Der Gutachter hat hier auch festzustellen, ob Häusliche Pflege sicher gestellt ist, also ob die Versorgung mit den angegeben Hilfen durch Pflegepersonen und/oder Pflegediensten möglich ist und/oder ob der Zustand des Pflegebedürftigen dagegen spricht.

Der Gutachter hat weiterhin die Frage zu beantworten, ob stationäre Pflege notwendig ist. Nur wenn diese Frage positiv beantwortet ist, kann die Pflegekasse im Pflegeheim auch die Leistungen übernehmen (siehe Vollstationäre Pflege).

6. Kapitel

Das sechste Kapitel enthält weitere Hinweise und Empfehlungen an die Pflegekasse bezüglich möglicher Rehabilitationsmaßnahmen wie bestimmte Therapien, Versorgung mit Pflegehilfsmitteln oder technischen Hilfen, sowie Hinweise zum Zeitpunkt einer Wiederholungsbegutachtung. Die hier ausgesprochenen Empfehlungen zur Therapien oder Hilfsmittel wird die Pflegekasse umsetzen bzw. an die zuständige Krankenkasse zur Umsetzung weiter leiten.
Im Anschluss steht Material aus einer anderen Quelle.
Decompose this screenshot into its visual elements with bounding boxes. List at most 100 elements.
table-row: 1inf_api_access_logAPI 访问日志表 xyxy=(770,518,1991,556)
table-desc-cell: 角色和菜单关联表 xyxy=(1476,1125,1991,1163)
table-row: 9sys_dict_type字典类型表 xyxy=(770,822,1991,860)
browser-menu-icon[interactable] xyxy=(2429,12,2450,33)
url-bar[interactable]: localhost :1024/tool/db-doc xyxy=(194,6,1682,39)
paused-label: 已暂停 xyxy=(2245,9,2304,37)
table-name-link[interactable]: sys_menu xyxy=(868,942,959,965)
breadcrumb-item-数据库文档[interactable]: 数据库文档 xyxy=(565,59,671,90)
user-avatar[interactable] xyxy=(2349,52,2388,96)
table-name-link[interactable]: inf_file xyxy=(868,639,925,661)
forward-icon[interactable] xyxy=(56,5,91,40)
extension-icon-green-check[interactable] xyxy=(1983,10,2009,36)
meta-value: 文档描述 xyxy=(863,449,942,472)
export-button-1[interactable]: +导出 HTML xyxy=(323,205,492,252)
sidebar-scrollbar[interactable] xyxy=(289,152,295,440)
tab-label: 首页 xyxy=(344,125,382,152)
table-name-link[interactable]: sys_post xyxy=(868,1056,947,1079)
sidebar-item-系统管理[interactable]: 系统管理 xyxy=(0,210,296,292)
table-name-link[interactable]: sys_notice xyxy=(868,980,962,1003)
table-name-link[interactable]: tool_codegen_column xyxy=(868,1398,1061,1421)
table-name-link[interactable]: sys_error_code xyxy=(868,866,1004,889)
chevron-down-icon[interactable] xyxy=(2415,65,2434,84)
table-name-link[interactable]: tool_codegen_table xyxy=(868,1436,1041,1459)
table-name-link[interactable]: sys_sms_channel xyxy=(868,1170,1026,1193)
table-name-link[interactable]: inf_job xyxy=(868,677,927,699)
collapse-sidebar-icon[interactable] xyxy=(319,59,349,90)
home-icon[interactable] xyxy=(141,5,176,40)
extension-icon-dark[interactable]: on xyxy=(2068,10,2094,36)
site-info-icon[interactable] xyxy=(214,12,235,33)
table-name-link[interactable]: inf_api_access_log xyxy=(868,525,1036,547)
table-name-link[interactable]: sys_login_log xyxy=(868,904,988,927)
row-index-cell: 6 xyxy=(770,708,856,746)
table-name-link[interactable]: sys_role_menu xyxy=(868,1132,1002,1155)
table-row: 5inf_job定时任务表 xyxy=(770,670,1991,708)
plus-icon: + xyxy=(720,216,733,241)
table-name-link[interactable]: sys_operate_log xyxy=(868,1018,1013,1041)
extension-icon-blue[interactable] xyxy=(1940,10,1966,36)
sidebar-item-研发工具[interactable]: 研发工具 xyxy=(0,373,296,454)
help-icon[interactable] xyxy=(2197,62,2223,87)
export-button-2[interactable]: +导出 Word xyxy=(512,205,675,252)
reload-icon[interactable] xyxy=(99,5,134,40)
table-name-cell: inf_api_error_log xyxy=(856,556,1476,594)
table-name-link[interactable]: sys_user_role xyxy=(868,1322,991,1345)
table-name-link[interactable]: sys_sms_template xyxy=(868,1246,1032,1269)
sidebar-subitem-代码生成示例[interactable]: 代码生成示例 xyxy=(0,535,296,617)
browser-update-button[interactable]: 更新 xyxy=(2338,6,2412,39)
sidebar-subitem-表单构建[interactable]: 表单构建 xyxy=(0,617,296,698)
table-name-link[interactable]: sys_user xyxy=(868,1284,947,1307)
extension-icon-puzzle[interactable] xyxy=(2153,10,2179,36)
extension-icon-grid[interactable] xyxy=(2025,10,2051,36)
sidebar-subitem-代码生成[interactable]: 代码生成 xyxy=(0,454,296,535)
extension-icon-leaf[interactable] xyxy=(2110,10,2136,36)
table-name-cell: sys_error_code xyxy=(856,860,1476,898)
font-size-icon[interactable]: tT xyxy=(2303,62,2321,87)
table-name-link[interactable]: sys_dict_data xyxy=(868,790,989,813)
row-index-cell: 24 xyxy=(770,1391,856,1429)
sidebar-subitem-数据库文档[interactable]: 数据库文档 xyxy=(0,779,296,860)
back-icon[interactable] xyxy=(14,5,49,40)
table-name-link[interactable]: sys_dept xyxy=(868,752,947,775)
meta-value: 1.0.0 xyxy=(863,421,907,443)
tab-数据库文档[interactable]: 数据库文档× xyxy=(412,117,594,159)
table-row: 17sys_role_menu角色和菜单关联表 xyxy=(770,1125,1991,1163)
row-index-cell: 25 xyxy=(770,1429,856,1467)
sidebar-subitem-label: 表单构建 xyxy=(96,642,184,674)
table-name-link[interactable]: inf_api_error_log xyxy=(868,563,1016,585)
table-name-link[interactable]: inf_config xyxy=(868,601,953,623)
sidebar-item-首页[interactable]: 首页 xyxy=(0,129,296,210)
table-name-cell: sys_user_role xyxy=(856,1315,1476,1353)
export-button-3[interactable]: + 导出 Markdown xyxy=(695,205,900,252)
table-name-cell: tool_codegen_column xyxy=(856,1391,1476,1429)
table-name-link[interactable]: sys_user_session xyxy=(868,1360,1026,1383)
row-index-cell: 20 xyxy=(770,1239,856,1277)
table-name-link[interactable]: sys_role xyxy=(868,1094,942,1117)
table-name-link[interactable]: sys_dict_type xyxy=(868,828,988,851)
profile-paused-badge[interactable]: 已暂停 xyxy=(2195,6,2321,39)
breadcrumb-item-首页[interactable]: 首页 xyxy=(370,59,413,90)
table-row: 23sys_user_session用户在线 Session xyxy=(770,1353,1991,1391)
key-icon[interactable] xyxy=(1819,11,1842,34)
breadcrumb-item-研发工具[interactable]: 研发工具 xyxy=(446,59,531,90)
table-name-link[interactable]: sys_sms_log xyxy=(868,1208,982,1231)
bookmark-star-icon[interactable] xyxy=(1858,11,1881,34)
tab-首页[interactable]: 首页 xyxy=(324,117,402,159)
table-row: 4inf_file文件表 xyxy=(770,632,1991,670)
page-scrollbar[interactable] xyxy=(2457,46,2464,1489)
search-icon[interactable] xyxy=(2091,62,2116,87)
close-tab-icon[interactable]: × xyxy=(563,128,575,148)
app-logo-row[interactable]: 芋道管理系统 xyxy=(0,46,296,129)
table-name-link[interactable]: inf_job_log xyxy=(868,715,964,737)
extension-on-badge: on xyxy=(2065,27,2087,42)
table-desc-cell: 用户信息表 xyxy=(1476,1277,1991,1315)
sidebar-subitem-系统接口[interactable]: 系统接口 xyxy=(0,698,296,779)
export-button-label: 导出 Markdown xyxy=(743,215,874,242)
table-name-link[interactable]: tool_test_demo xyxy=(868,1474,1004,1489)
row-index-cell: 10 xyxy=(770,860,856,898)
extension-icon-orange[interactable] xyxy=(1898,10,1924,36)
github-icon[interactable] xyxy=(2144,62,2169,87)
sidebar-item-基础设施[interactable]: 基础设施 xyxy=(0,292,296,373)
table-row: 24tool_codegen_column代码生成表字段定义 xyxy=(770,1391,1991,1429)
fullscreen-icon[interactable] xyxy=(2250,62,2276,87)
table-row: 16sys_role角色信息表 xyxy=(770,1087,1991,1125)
Diese Rehabilitationsempfehlungen müssen nun (seit Ende 2012) in einem separaten Teil des Gutachtens dargestellt und noch ausführlicher beurteilt werden. Der Gesetzgeber will damit den gesetzlichen Anspruch: "Rehabilitation vor Pflege" noch besser umsetzen.

7. Kapitel

Wunsch nach Gutachten

Seit Ende 2012 wird der Versicherte bei jeder Begutachtung gefragt, ob er das Gutachten selbst bekommen möchte. Damit will der Gesetzgeber mehr Transparenz in das Begutachtungsverfahren bringen. Deshalb muss der Gutachter dies am Ende der Begutachtung abfragen. Es ist zum empfehlen, im jedem Fall sich das Gutachten übersenden zu lassen. Denn nur so kann man nachlesen, was der Gutachter alles sachgerecht berücksichtigt hat und/oder ob er Punkte vergessen hat und sich deshalb ein Widerspruch lohnen wird.

8. Kapitel

Prognose/Wiederholungsbegutachtung

Der Gutachter hat hier eine Prognose soiwe einen Wiederholungstermin für eine Folgebegutachtung zu nennen. Das ist dann wichtig, wenn er eine befristete Pflegestufe empfiehlt oder wenn absehbar ist, das durch den Krankheitsverlauf sich in absehbarer Zeit die Situation und die Pflegestufe ändern wird.